The Active Products Tables for WooCommerce plugin (profit-products-tables-for-woocommerce) uses the woot_get_smth AJAX action to fetch table data. This action calls do_shortcode() on user-supplied input without validating that the user has the required permissions or that the shortcode is safe. As a result, any unauthenticated visitor can supply arbitrary shortcode syntax through the AJAX request, and the server will execute it [1].

To exploit this, an attacker sends a crafted POST request to the AJAX endpoint with the action parameter set to woot_get_smth and the shortcode in the corresponding data field. No authentication is required, and the attacker does not need to be logged into the WordPress site. The plugin fails to implement a nonce check or capability verification before processing the shortcode [1].

Successful exploitation allows an attacker to execute any WordPress shortcode, including those defined by other plugins and themes.
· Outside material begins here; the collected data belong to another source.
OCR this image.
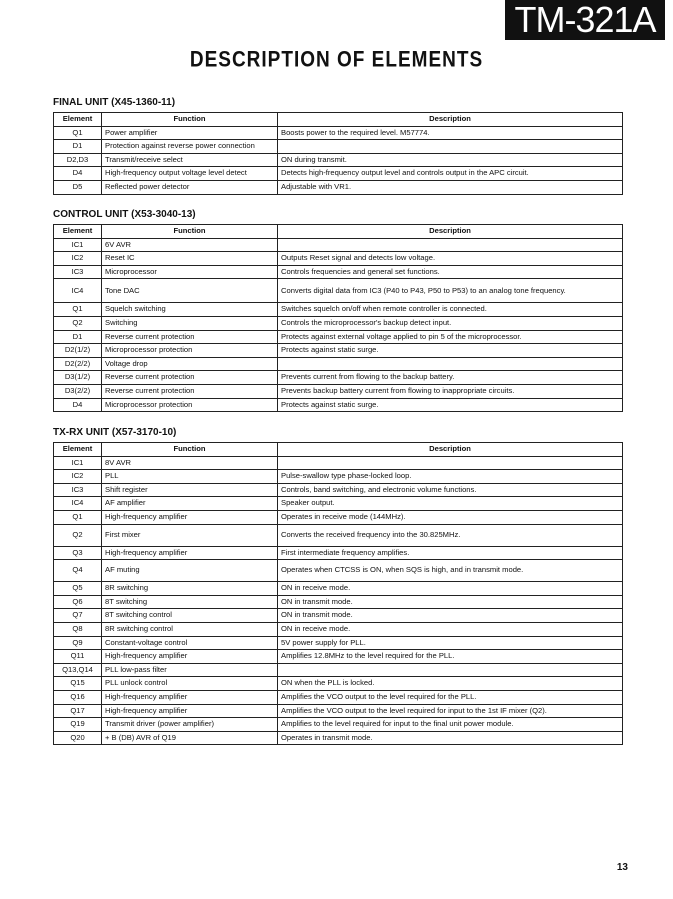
TM-321A
DESCRIPTION OF ELEMENTS
FINAL UNIT (X45-1360-11)
Element	Function	Description
Q1	Power amplifier	Boosts power to the required level. M57774.
D1	Protection against reverse power connection	
D2,D3	Transmit/receive select	ON during transmit.
D4	High-frequency output voltage level detect	Detects high-frequency output level and controls output in the APC circuit.
D5	Reflected power detector	Adjustable with VR1.
CONTROL UNIT (X53-3040-13)
Element	Function	Description
IC1	6V AVR	
IC2	Reset IC	Outputs Reset signal and detects low voltage.
IC3	Microprocessor	Controls frequencies and general set functions.
IC4	Tone DAC	Converts digital data from IC3 (P40 to P43, P50 to P53) to an analog tone frequency.
Q1	Squelch switching	Switches squelch on/off when remote controller is connected.
Q2	Switching	Controls the microprocessor's backup detect input.
D1	Reverse current protection	Protects against external voltage applied to pin 5 of the microprocessor.
D2(1/2)	Microprocessor protection	Protects against static surge.
D2(2/2)	Voltage drop	
D3(1/2)	Reverse current protection	Prevents current from flowing to the backup battery.
D3(2/2)	Reverse current protection	Prevents backup battery current from flowing to inappropriate circuits.
D4	Microprocessor protection	Protects against static surge.
TX-RX UNIT (X57-3170-10)
Element	Function	Description
IC1	8V AVR	
IC2	PLL	Pulse-swallow type phase-locked loop.
IC3	Shift register	Controls, band switching, and electronic volume functions.
IC4	AF amplifier	Speaker output.
Q1	High-frequency amplifier	Operates in receive mode (144MHz).
Q2	First mixer	Converts the received frequency into the 30.825MHz.
Q3	High-frequency amplifier	First intermediate frequency amplifies.
Q4	AF muting	Operates when CTCSS is ON, when SQS is high, and in transmit mode.
Q5	8R switching	ON in receive mode.
Q6	8T switching	ON in transmit mode.
Q7	8T switching control	ON in transmit mode.
Q8	8R switching control	ON in receive mode.
Q9	Constant-voltage control	5V power supply for PLL.
Q11	High-frequency amplifier	Amplifies 12.8MHz to the level required for the PLL.
Q13,Q14	PLL low-pass filter	
Q15	PLL unlock control	ON when the PLL is locked.
Q16	High-frequency amplifier	Amplifies the VCO output to the level required for the PLL.
Q17	High-frequency amplifier	Amplifies the VCO output to the level required for input to the 1st IF mixer (Q2).
Q19	Transmit driver (power amplifier)	Amplifies to the level required for input to the final unit power module.
Q20	+ B (DB) AVR of Q19	Operates in transmit mode.
13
This includes sensitive shortcodes that may create new administrative users, execute arbitrary SQL queries, read private files, or redirect visitors to malicious sites, depending on the plugins installed on the target WordPress installation. The severity is rated High (CVSS 7.3) due to the lack of authentication requirements and potential for full site compromise [1].

The vendor has not released a patched version for this vulnerability as of December 2024; users are advised to disable the plugin or restrict access to the AJAX endpoint until a security update becomes available [1].